Date: 2/3/2012 3:24 pm

Louis J. Guillette Jr., Ph.D., a renowned expert in environmental toxicology and a reproductive biologist, will be the Joy Goodwin Distinguished Lecturer at the Auburn University College of Veterinary Medicine on March 8. Guillette’s research presentation, “Contaminants and the Developing Ovary: Lessons for Human Health, will be at 11 a.m. in 230 Greene Hall.  He will present the distinguished lecture, “Wildlife as Sentinels of Human Health,” at 4 p.m. in Overton Auditorium.


Guillette is professor of obstetrics and gynecology at the Howard Hughes Medical Institute and holds an endowed chair in Marine Genomics at South Carolina’s Centers for Economic Excellence at the Medical University of South Carolina.

Internationally recognized for his research on the impact of toxic chemicals on the reproductive systems of alligators and other wildlife, Guillette is a pioneer in exhibiting how wildlife can function as sentinels for adverse environmental contaminant exposure.

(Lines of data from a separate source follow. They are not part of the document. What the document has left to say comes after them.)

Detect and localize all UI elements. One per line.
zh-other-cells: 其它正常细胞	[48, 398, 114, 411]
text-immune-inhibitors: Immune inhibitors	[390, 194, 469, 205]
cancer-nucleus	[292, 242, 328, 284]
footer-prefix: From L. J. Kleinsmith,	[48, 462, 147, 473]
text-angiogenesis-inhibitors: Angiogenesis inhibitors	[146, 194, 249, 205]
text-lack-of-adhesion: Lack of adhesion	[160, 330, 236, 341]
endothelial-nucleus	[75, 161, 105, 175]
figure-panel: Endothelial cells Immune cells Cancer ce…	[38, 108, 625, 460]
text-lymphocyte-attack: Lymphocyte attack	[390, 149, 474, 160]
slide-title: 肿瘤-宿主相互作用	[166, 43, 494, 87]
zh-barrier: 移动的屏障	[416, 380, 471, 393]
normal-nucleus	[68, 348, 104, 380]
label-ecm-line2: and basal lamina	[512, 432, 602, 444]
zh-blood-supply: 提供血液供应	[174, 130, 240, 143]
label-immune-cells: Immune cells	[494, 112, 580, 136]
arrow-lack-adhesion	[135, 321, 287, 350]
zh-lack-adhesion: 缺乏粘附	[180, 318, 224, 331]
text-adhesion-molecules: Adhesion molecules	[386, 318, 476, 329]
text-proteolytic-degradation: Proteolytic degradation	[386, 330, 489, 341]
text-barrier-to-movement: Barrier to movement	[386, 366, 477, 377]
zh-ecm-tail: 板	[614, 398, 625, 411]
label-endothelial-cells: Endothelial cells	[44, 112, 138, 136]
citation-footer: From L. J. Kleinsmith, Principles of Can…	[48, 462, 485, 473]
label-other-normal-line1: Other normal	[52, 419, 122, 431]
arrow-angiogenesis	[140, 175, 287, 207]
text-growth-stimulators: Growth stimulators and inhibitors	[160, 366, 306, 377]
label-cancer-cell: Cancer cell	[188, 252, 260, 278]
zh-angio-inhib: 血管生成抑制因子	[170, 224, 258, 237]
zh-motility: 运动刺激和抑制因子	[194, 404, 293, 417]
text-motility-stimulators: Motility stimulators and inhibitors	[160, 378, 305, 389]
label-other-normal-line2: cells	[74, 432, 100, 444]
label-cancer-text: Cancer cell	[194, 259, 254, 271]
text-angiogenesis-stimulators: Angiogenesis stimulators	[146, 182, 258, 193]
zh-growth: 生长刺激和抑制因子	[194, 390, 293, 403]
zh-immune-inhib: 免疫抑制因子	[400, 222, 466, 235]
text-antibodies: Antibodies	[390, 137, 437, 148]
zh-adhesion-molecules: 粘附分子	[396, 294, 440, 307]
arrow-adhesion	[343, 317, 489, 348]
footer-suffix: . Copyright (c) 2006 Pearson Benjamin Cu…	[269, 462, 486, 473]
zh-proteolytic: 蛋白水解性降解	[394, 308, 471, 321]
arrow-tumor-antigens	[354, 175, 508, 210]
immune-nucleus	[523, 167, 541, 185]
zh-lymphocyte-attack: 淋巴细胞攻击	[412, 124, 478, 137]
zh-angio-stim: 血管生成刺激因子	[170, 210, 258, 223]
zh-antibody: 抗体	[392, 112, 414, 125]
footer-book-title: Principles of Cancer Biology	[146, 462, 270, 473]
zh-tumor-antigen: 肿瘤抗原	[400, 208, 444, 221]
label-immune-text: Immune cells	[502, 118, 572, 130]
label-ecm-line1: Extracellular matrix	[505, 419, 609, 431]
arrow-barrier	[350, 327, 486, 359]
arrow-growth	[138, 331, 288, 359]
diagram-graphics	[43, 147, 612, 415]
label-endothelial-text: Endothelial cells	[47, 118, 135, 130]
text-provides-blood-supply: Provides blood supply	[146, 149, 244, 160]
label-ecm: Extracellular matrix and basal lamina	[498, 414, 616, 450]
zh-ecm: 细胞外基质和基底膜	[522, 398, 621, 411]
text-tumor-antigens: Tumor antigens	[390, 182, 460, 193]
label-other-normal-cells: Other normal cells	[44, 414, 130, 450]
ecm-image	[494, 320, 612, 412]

He is a leader in the field of hormone disruption, which has emerged as a major public health threat over the past two decades. Guillette has researched environmental estrogens for years, believing they could be responsible for dropping population levels and reproductive abnormalities in wildlife living in the waters of Florida. In the late 1980s, he and his team discovered that DDT and other chemicals in Lake Apopka in Florida were creating ovarian and genital abnormalities by manipulating hormones. Later, he demonstrated that even low-level exposures to one or multiple environmental contaminants during critical periods of fetal development can have long-lasting health implications.

His research raised red flags about what potential impacts chemicals may also have on human reproductive health, especially as other researchers have shown that sperm counts have dropped and testicular cancer is on the rise. Guillette’s studies demonstrate that there is a direct link between environmental chemicals and male and female reproductive health.  In 2011 he received a $100,000 Heinz Award for his research.

Guillette is hosted by Benson T. Akingbemi, an associate professor in the College of Veterinary Medicine.  Akingbemi studies the effects of environmental toxicants on male reproductive tract development and function. His study of the toxicity of soy-based diets is funded by the NIH.


The mission of the Auburn University College of Veterinary Medicine is to prepare individuals for careers of excellence in veterinary medicine. The college provides programs of instruction, research, outreach, and service that are in the best interests of the citizens of the state of Alabama, the region, the nation, and the world.